Irreführend sei zudem, wenn die Bezeichnung »Gesundheitsmarkt« mit der Abgabe von Medikamenten in Verbindung gebracht werde. »Den Treffurter Einwohnerinnen und Einwohnern wird auf diese Weise suggeriert, dass ein Gesundheitsmarkt eine öffentliche Apotheke ersetzen könne und es sich um eine wohnortnahe und umfassende Arzneimittelversorgung handelt«, kritisierte Neidel. Diesen Eindruck verstärke auch das im MDR-Bericht zu sehende Apotheken-A in den Räumen des Marktes. Anhand der Informationen aus den Medien komme die Landesapothekerkammer »zu dem Schluss, dass die so dargestellte Vertriebsform nicht ohne Verstöße gegen das Arzneimittel- und Apothekenrecht umsetzbar zu sein scheint«, sagte Neidel gegenüber der PZ.
Nachfragen hätten ergeben, dass es sich beim Treffurter Gesundheitsmarkt um ein Einzelhandelsgeschäft mit freiverkäuflichen Arzneimitteln handele. Die ferner beworbene Versorgung mit verschreibungspflichtigen und apothekenpflichtigen Arzneimitteln erfolge scheinbar über eine Versandhandelserlaubnis. Das müsse aus Sicht der Kammer aber auch für die Patientinnen und Patienten erkennbar sein, schließlich gälten für diese Vertriebsform spezielle Regelungen, auch im Hinblick auf BGB-Infopflichten und das Widerrufsrecht.
Die Kammer habe den Betreiber des Gesundheitsmarkts und die für die Überwachung des Arzneimittelverkehrs und des Apothekenwesens zuständige Behörde auf die rechtlichen Bedenken hingewiesen, so Neidel. Daraufhin habe die Kammer die Rückmeldung erhalten, dass dies fehlerhaft dargestellt sei. Es sollten in dem Gesundheitsmarkt lediglich freiverkäufliche Arzneimittel erhältlich sein. Apothekenpflichtige und verschreibungspflichtige Arzneimittel sollten dort nicht direkt zu erwerben sein. Der Kammer zufolge sei dies aber auf der Internetseite der Stadtverwaltung («Treffurt aktuell«) sowie in der Druckausgabe der »Thüringer Allgemeinen« vom 3. April 2024 anders dargestellt.

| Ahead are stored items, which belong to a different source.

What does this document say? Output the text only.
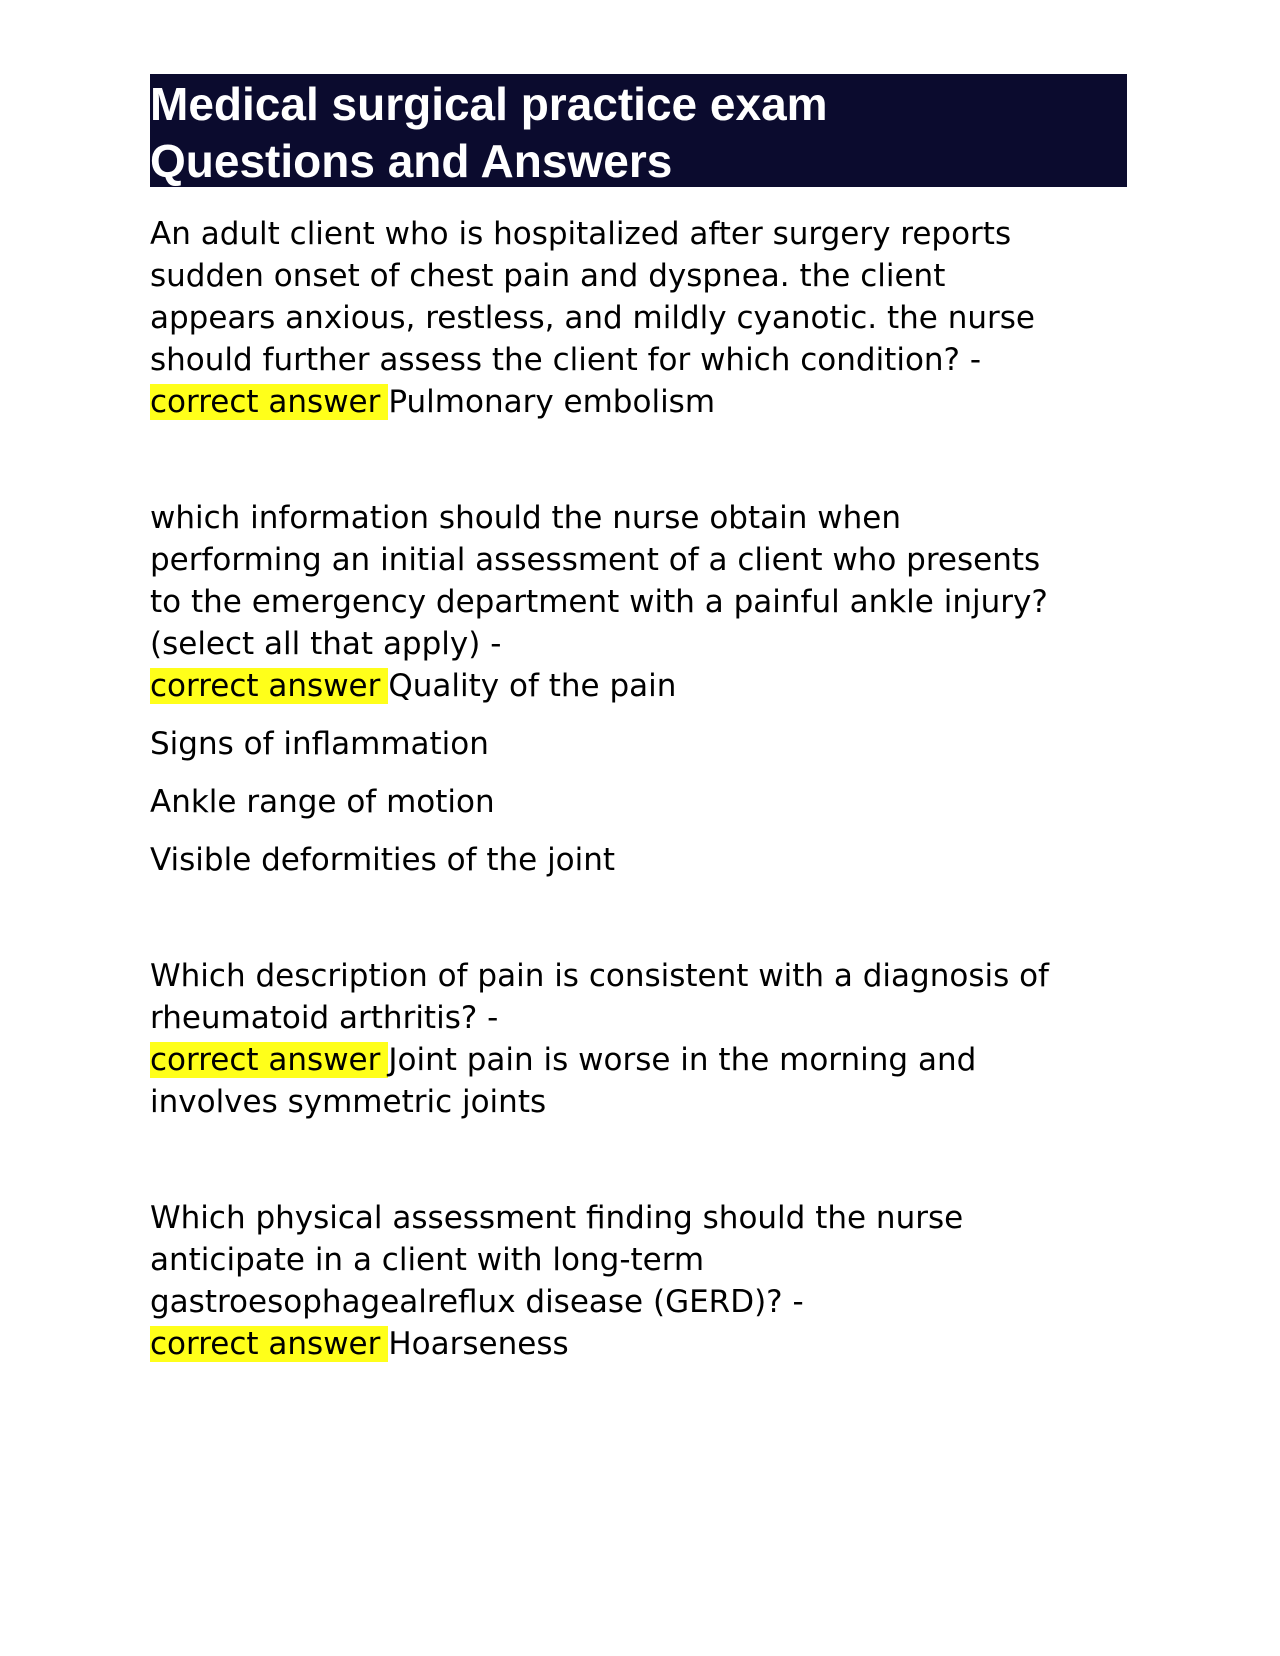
Medical surgical practice exam
Questions and Answers
An adult client who is hospitalized after surgery reports
sudden onset of chest pain and dyspnea. the client
appears anxious, restless, and mildly cyanotic. the nurse
should further assess the client for which condition? -
correct answer Pulmonary embolism
which information should the nurse obtain when
performing an initial assessment of a client who presents
to the emergency department with a painful ankle injury?
(select all that apply) -
correct answer Quality of the pain
Signs of inflammation
Ankle range of motion
Visible deformities of the joint
Which description of pain is consistent with a diagnosis of
rheumatoid arthritis? -
correct answer Joint pain is worse in the morning and
involves symmetric joints
Which physical assessment finding should the nurse
anticipate in a client with long-term
gastroesophagealreflux disease (GERD)? -
correct answer Hoarseness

Der Kammer sei die Rechtsgrundlage für das Konzept nach wie vor unklar. Die zuständige Behörde – das Thüringer Landesamt für Verbraucherschutz – müsse daher laufend überprüfen, ob in dem »Gesundheitsmarkt« tatsächlich keine verschreibungspflichtigen oder apothekenpflichtigen Arzneimittel abgegeben würden, forderte Neidel. Des Weiteren dürfe das Konzept nicht als Apotheke dargestellt werden. In diesem Zusammenhang prüfe die Kammer, ob sie weitere rechtliche Schritte auf der Grundlage der Berufsordnung einleiten müsse. Irreführend und unzulässig sei zudem die Verwendung des markenrechtlich geschützten »Apotheken-A´s«, welches in einem Fernsehbericht noch sichtbar gewesen sei. »In diesem Zusammenhang werden rechtliche Schritte geprüft«, kündigte Neidel an.
Apotheken ohne Approbierte erteilt die Kammer eine Absage. Die Patientinnen und Patienten hätten ein Recht auf eine gleichwertige Versorgung in allen Teilen von Thüringen. »Sie wollen keine Apotheken ohne Apothekerinnen und Apotheker, sie wollen keine Scheinapotheken ohne Notdienste und ohne Rezepturen. Sie brauchen vielmehr die wohnortnahe und verbindliche Arzneimittelberatung, sie brauchen die niedrigschwellige Expertise der Apothekerinnen und Apotheker und sie brauchen ein flächendeckendes, stabiles und leistungsstarkes Netz an Apotheken vor Ort, am Tag wie in der Nacht«, betonte Neidel.